Bedri Rahmi Eyüboğlu (1911-1975)
Bedri Rahmi Eyüboğlu’ndaki resim tutkusu, Zeki Kocamemi’nin resim öğretmenliği ile başlamıştır. 1927’de Güzel Sanatlar Akademisi’ne öğrenci olduğunda hocası Nazmi Ziya Güran, onun gözlerini, denge ve uyumun mükemmelliği demek olan eski Yunan sanatına çevirir. İbrahim Çallı’nın Atölyesi’ndeki avşar kilimi ise onun içindeki gelenekçilik duygularının kapılarını aralar. 1932 yılında Paris’de Andrê Lhote’nin yanında çalışır. Bu arada da atölye arkadaşı romen asıllı Eren Eyüboğlu ile tanışırlar ve evlenirler. 1937’de Akdemi’ye girerek asistan olur. Bedri Rahmi Eyüboğlu, etkilere açık bir sanatçıydı. Avrupa’da resim eğitimi veren kuruluşların, akademizmin karşısında alternatif olarak getirdikleri kübizmden kaynaklanan yeni bir tür akademizmleri doğal olarak onu da etkilemiştir. Ancak o özellikle 1960’lar sonrasında egemenliğini duyuran sanatsal heyecanlara iltifat etmemiş, resmini onlara teslim etmemiştir. Geometrik soyuta, Op-Art’a ya da Pop-Art’a yakınlık duymamıştır.

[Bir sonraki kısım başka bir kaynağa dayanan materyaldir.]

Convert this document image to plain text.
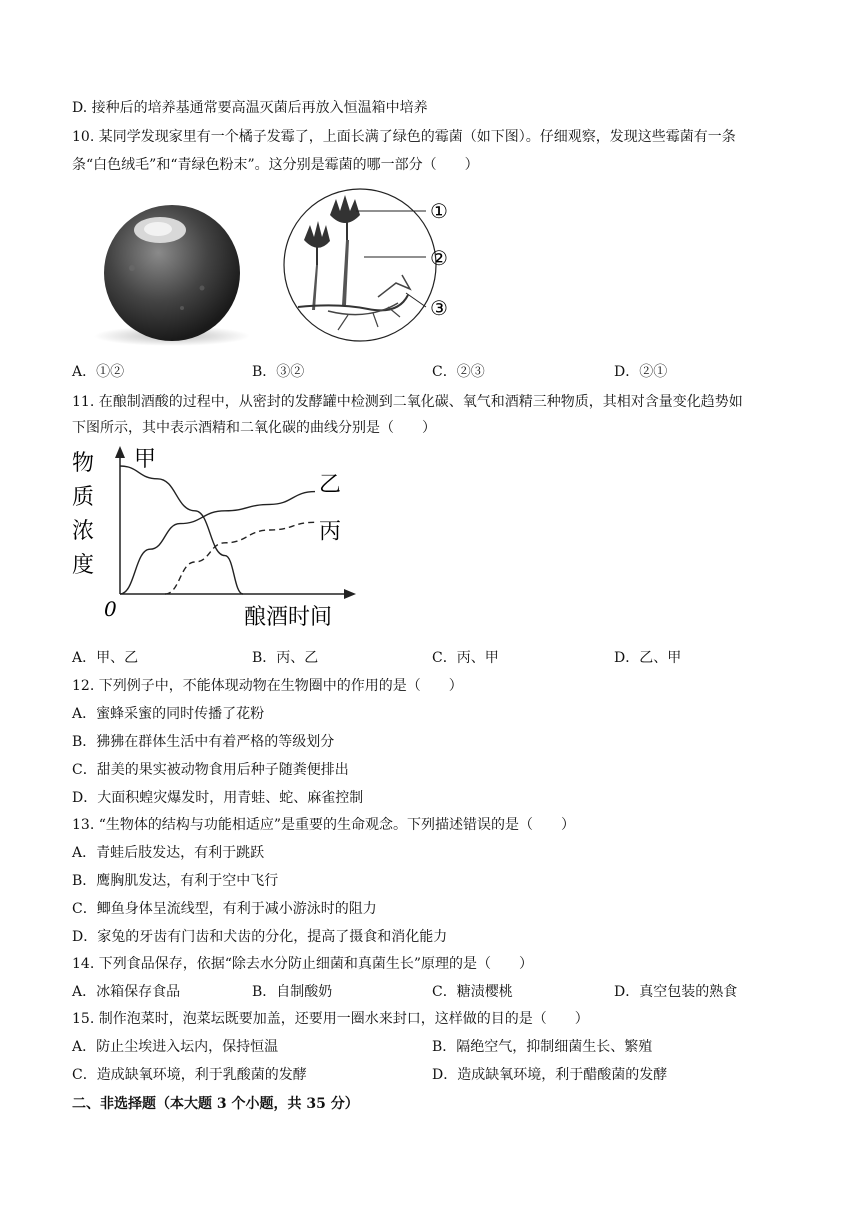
D. 接种后的培养基通常要高温灭菌后再放入恒温箱中培养
10. 某同学发现家里有一个橘子发霉了，上面长满了绿色的霉菌（如下图）。仔细观察，发现这些霉菌有一条
条“白色绒毛”和“青绿色粉末”。这分别是霉菌的哪一部分（　　）
①
②
③
A．①②	B．③②	C．②③	D．②①
11. 在酿制酒酸的过程中，从密封的发酵罐中检测到二氧化碳、氧气和酒精三种物质，其相对含量变化趋势如
下图所示，其中表示酒精和二氧化碳的曲线分别是（　　）
物
质
浓
度
0	酿酒时间
甲
乙
丙
A．甲、乙	B．丙、乙	C．丙、甲	D．乙、甲
12. 下列例子中，不能体现动物在生物圈中的作用的是（　　）
A．蜜蜂采蜜的同时传播了花粉
B．狒狒在群体生活中有着严格的等级划分
C．甜美的果实被动物食用后种子随粪便排出
D．大面积蝗灾爆发时，用青蛙、蛇、麻雀控制
13. “生物体的结构与功能相适应”是重要的生命观念。下列描述错误的是（　　）
A．青蛙后肢发达，有利于跳跃
B．鹰胸肌发达，有利于空中飞行
C．鲫鱼身体呈流线型，有利于减小游泳时的阻力
D．家兔的牙齿有门齿和犬齿的分化，提高了摄食和消化能力
14. 下列食品保存，依据“除去水分防止细菌和真菌生长”原理的是（　　）
A．冰箱保存食品	B．自制酸奶	C．糖渍樱桃	D．真空包装的熟食
15. 制作泡菜时，泡菜坛既要加盖，还要用一圈水来封口，这样做的目的是（　　）
A．防止尘埃进入坛内，保持恒温	B．隔绝空气，抑制细菌生长、繁殖
C．造成缺氧环境，利于乳酸菌的发酵	D．造成缺氧环境，利于醋酸菌的发酵
二、非选择题（本大题 3 个小题，共 35 分）
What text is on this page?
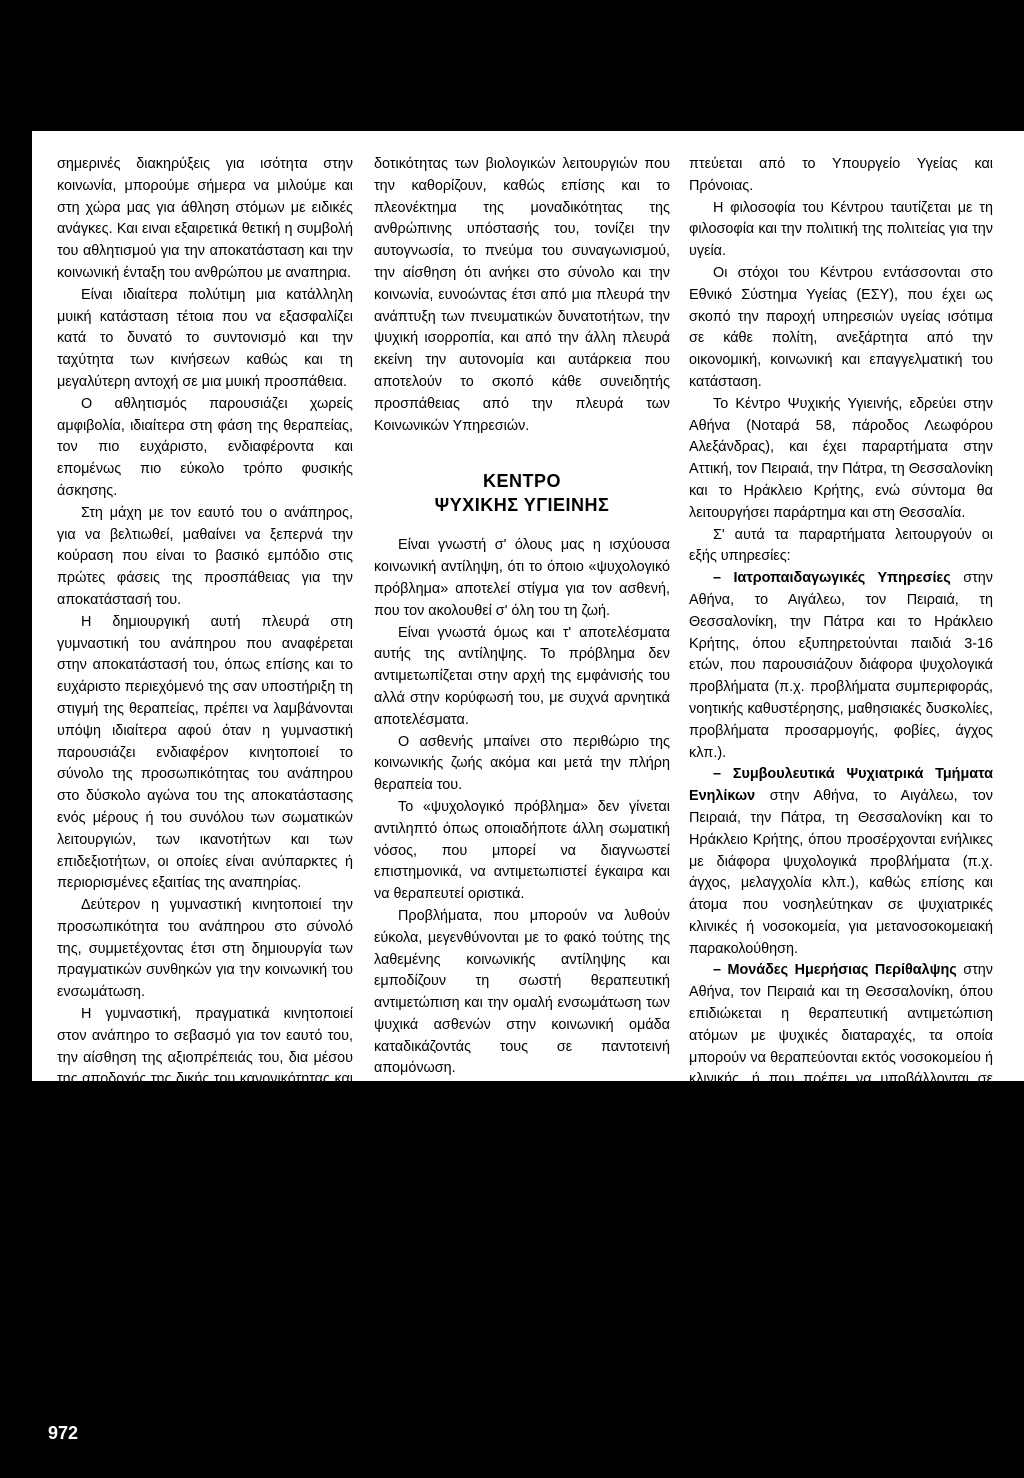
σημερινές διακηρύξεις για ισότητα στην κοινωνία, μπορούμε σήμερα να μιλούμε και στη χώρα μας για άθληση στόμων με ειδικές ανάγκες. Και ειναι εξαιρετικά θετική η συμβολή του αθλητισμού για την αποκατάσταση και την κοινωνική ένταξη του ανθρώπου με αναπηρια.

Είναι ιδιαίτερα πολύτιμη μια κατάλληλη μυική κατάσταση τέτοια που να εξασφαλίζει κατά το δυνατό το συντονισμό και την ταχύτητα των κινήσεων καθώς και τη μεγαλύτερη αντοχή σε μια μυική προσπάθεια.

Ο αθλητισμός παρουσιάζει χωρείς αμφιβολία, ιδιαίτερα στη φάση της θεραπείας, τον πιο ευχάριστο, ενδιαφέροντα και επομένως πιο εύκολο τρόπο φυσικής άσκησης.

Στη μάχη με τον εαυτό του ο ανάπηρος, για να βελτιωθεί, μαθαίνει να ξεπερνά την κούραση που είναι το βασικό εμπόδιο στις πρώτες φάσεις της προσπάθειας για την αποκατάστασή του.

Η δημιουργική αυτή πλευρά στη γυμναστική του ανάπηρου που αναφέρεται στην αποκατάστασή του, όπως επίσης και το ευχάριστο περιεχόμενό της σαν υποστήριξη τη στιγμή της θεραπείας, πρέπει να λαμβάνονται υπόψη ιδιαίτερα αφού όταν η γυμναστική παρουσιάζει ενδιαφέρον κινητοποιεί το σύνολο της προσωπικότητας του ανάπηρου στο δύσκολο αγώνα του της αποκατάστασης ενός μέρους ή του συνόλου των σωματικών λειτουργιών, των ικανοτήτων και των επιδεξιοτήτων, οι οποίες είναι ανύπαρκτες ή περιορισμένες εξαιτίας της αναπηρίας.

Δεύτερον η γυμναστική κινητοποιεί την προσωπικότητα του ανάπηρου στο σύνολό της, συμμετέχοντας έτσι στη δημιουργία των πραγματικών συνθηκών για την κοινωνική του ενσωμάτωση.

Η γυμναστική, πραγματικά κινητοποιεί στον ανάπηρο το σεβασμό για τον εαυτό του, την αίσθηση της αξιοπρέπειάς του, δια μέσου της αποδοχής της δικής του κανονικότητας και της περιορισμένης απο-

δοτικότητας των βιολογικών λειτουργιών που την καθορίζουν, καθώς επίσης και το πλεονέκτημα της μοναδικότητας της ανθρώπινης υπόστασής του, τονίζει την αυτογνωσία, το πνεύμα του συναγωνισμού, την αίσθηση ότι ανήκει στο σύνολο και την κοινωνία, ευνοώντας έτσι από μια πλευρά την ανάπτυξη των πνευματικών δυνατοτήτων, την ψυχική ισορροπία, και από την άλλη πλευρά εκείνη την αυτονομία και αυτάρκεια που αποτελούν το σκοπό κάθε συνειδητής προσπάθειας από την πλευρά των Κοινωνικών Υπηρεσιών.

ΚΕΝΤΡΟ
ΨΥΧΙΚΗΣ ΥΓΙΕΙΝΗΣ

Είναι γνωστή σ' όλους μας η ισχύουσα κοινωνική αντίληψη, ότι το όποιο «ψυχολογικό πρόβλημα» αποτελεί στίγμα για τον ασθενή, που τον ακολουθεί σ' όλη του τη ζωή.

Είναι γνωστά όμως και τ' αποτελέσματα αυτής της αντίληψης. Το πρόβλημα δεν αντιμετωπίζεται στην αρχή της εμφάνισής του αλλά στην κορύφωσή του, με συχνά αρνητικά αποτελέσματα.

Ο ασθενής μπαίνει στο περιθώριο της κοινωνικής ζωής ακόμα και μετά την πλήρη θεραπεία του.

Το «ψυχολογικό πρόβλημα» δεν γίνεται αντιληπτό όπως οποιαδήποτε άλλη σωματική νόσος, που μπορεί να διαγνωστεί επιστημονικά, να αντιμετωπιστεί έγκαιρα και να θεραπευτεί οριστικά.

Προβλήματα, που μπορούν να λυθούν εύκολα, μεγενθύνονται με το φακό τούτης της λαθεμένης κοινωνικής αντίληψης και εμποδίζουν τη σωστή θεραπευτική αντιμετώπιση και την ομαλή ενσωμάτωση των ψυχικά ασθενών στην κοινωνική ομάδα καταδικάζοντάς τους σε παντοτεινή απομόνωση.

Το Κέντρο Ψυχικής Υγιεινής (Κ.Ψ.Υ.) είναι κοινοφελές ίδρυμα που χρηματοδοτείται και επο-

πτεύεται από το Υπουργείο Υγείας και Πρόνοιας.

Η φιλοσοφία του Κέντρου ταυτίζεται με τη φιλοσοφία και την πολιτική της πολιτείας για την υγεία.

Οι στόχοι του Κέντρου εντάσσονται στο Εθνικό Σύστημα Υγείας (ΕΣΥ), που έχει ως σκοπό την παροχή υπηρεσιών υγείας ισότιμα σε κάθε πολίτη, ανεξάρτητα από την οικονομική, κοινωνική και επαγγελματική του κατάσταση.

Το Κέντρο Ψυχικής Υγιεινής, εδρεύει στην Αθήνα (Νοταρά 58, πάροδος Λεωφόρου Αλεξάνδρας), και έχει παραρτήματα στην Αττική, τον Πειραιά, την Πάτρα, τη Θεσσαλονίκη και το Ηράκλειο Κρήτης, ενώ σύντομα θα λειτουργήσει παράρτημα και στη Θεσσαλία.

Σ' αυτά τα παραρτήματα λειτουργούν οι εξής υπηρεσίες:

– Ιατροπαιδαγωγικές Υπηρεσίες στην Αθήνα, το Αιγάλεω, τον Πειραιά, τη Θεσσαλονίκη, την Πάτρα και το Ηράκλειο Κρήτης, όπου εξυπηρετούνται παιδιά 3-16 ετών, που παρουσιάζουν διάφορα ψυχολογικά προβλήματα (π.χ. προβλήματα συμπεριφοράς, νοητικής καθυστέρησης, μαθησιακές δυσκολίες, προβλήματα προσαρμογής, φοβίες, άγχος κλπ.).

– Συμβουλευτικά Ψυχιατρικά Τμήματα Ενηλίκων στην Αθήνα, το Αιγάλεω, τον Πειραιά, την Πάτρα, τη Θεσσαλονίκη και το Ηράκλειο Κρήτης, όπου προσέρχονται ενήλικες με διάφορα ψυχολογικά προβλήματα (π.χ. άγχος, μελαγχολία κλπ.), καθώς επίσης και άτομα που νοσηλεύτηκαν σε ψυχιατρικές κλινικές ή νοσοκομεία, για μετανοσοκομειακή παρακολούθηση.

– Μονάδες Ημερήσιας Περίθαλψης στην Αθήνα, τον Πειραιά και τη Θεσσαλονίκη, όπου επιδιώκεται η θεραπευτική αντιμετώπιση ατόμων με ψυχικές διαταραχές, τα οποία μπορούν να θεραπεύονται εκτός νοσοκομείου ή κλινικής, ή που πρέπει να υποβάλλονται σε συστηματική θεραπεία μετά την έξοδό τους από το νοσοκομείο.

972
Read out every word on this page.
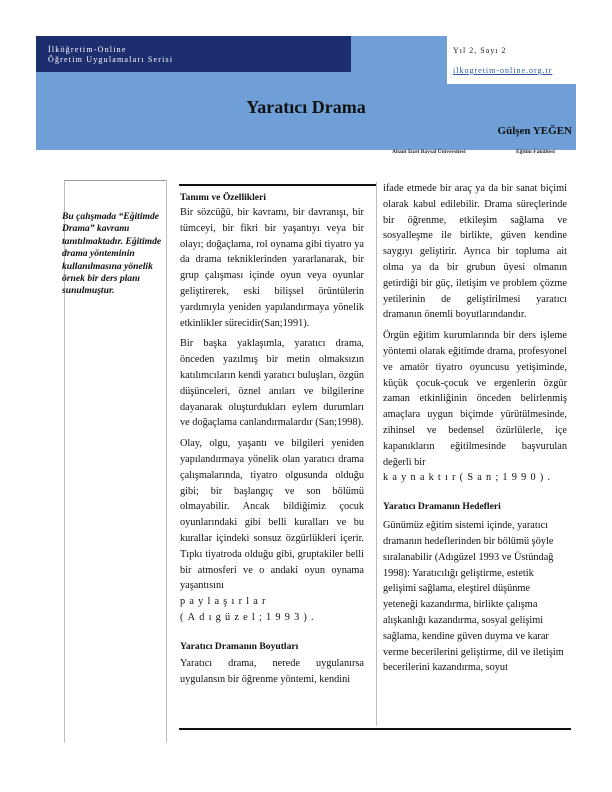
İlköğretim-Online
Öğretim Uygulamaları Serisi
Yıl 2, Sayı 2
ilkogretim-online.org.tr
Yaratıcı Drama
Gülşen YEĞEN
Abant İzzet Baysal Üniversitesi	Eğitim Fakültesi
Bu çalışmada “Eğitimde Drama” kavramı tanıtılmaktadır. Eğitimde drama yönteminin kullanılmasına yönelik örnek bir ders planı sunulmuştur.
Tanımı ve Özellikleri

Bir sözcüğü, bir kavramı, bir davranışı, bir tümceyi, bir fikri bir yaşantıyı veya bir olayı; doğaçlama, rol oynama gibi tiyatro ya da drama tekniklerinden yararlanarak, bir grup çalışması içinde oyun veya oyunlar geliştirerek, eski bilişsel örüntülerin yardımıyla yeniden yapılandırmaya yönelik etkinlikler sürecidir(San;1991).

Bir başka yaklaşımla, yaratıcı drama, önceden yazılmış bir metin olmaksızın katılımcıların kendi yaratıcı buluşları, özgün düşünceleri, öznel anıları ve bilgilerine dayanarak oluşturdukları eylem durumları ve doğaçlama canlandırmalardır (San;1998).

Olay, olgu, yaşantı ve bilgileri yeniden yapılandırmaya yönelik olan yaratıcı drama çalışmalarında, tiyatro olgusunda olduğu gibi; bir başlangıç ve son bölümü olmayabilir. Ancak bildiğimiz çocuk oyunlarındaki gibi belli kuralları ve bu kurallar içindeki sonsuz özgürlükleri içerir. Tıpkı tiyatroda olduğu gibi, gruptakiler belli bir atmosferi ve o andaki oyun oynama yaşantısını

paylaşırlar (Adıgüzel;1993).

Yaratıcı Dramanın Boyutları

Yaratıcı drama, nerede uygulanırsa uygulansın bir öğrenme yöntemi, kendini

ifade etmede bir araç ya da bir sanat biçimi olarak kabul edilebilir. Drama süreçlerinde bir öğrenme, etkileşim sağlama ve sosyalleşme ile birlikte, güven kendine saygıyı geliştirir. Ayrıca bir topluma ait olma ya da bir grubun üyesi olmanın getirdiği bir güç, iletişim ve problem çözme yetilerinin de geliştirilmesi yaratıcı dramanın önemli boyutlarındandır.

Örgün eğitim kurumlarında bir ders işleme yöntemi olarak eğitimde drama, profesyonel ve amatör tiyatro oyuncusu yetişiminde, küçük çocuk-çocuk ve ergenlerin özgür zaman etkinliğinin önceden belirlenmiş amaçlara uygun biçimde yürütülmesinde, zihinsel ve bedensel özürlülerle, içe kapanıkların eğitilmesinde başvurulan değerli bir

kaynaktır(San;1990).

Yaratıcı Dramanın Hedefleri

Günümüz eğitim sistemi içinde, yaratıcı dramanın hedeflerinden bir bölümü şöyle sıralanabilir (Adıgüzel 1993 ve Üstündağ 1998): Yaratıcılığı geliştirme, estetik gelişimi sağlama, eleştirel düşünme yeteneği kazandırma, birlikte çalışma alışkanlığı kazandırma, sosyal gelişimi sağlama, kendine güven duyma ve karar verme becerilerini geliştirme, dil ve iletişim becerilerini kazandırma, soyut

Anadolu’ya ve Anadolu insanına eğilen sanatçı, Anadolu’dan ve Anadolu insanından aldığı motiflerle yaptığı düzenlemeleri kendine özgü bir üslupla yağlıboya tabloya, gravüre, mozaiğe, seramiğe aktarmıştır.
Bir yanım tuz / Bir yanım şeker / Tuzdan yanayım.
Bir yanım toprak / Bir yanım deniz / Denizden yanayım.
Bir yanım ben / Bir yanım sen / Senden yanayım.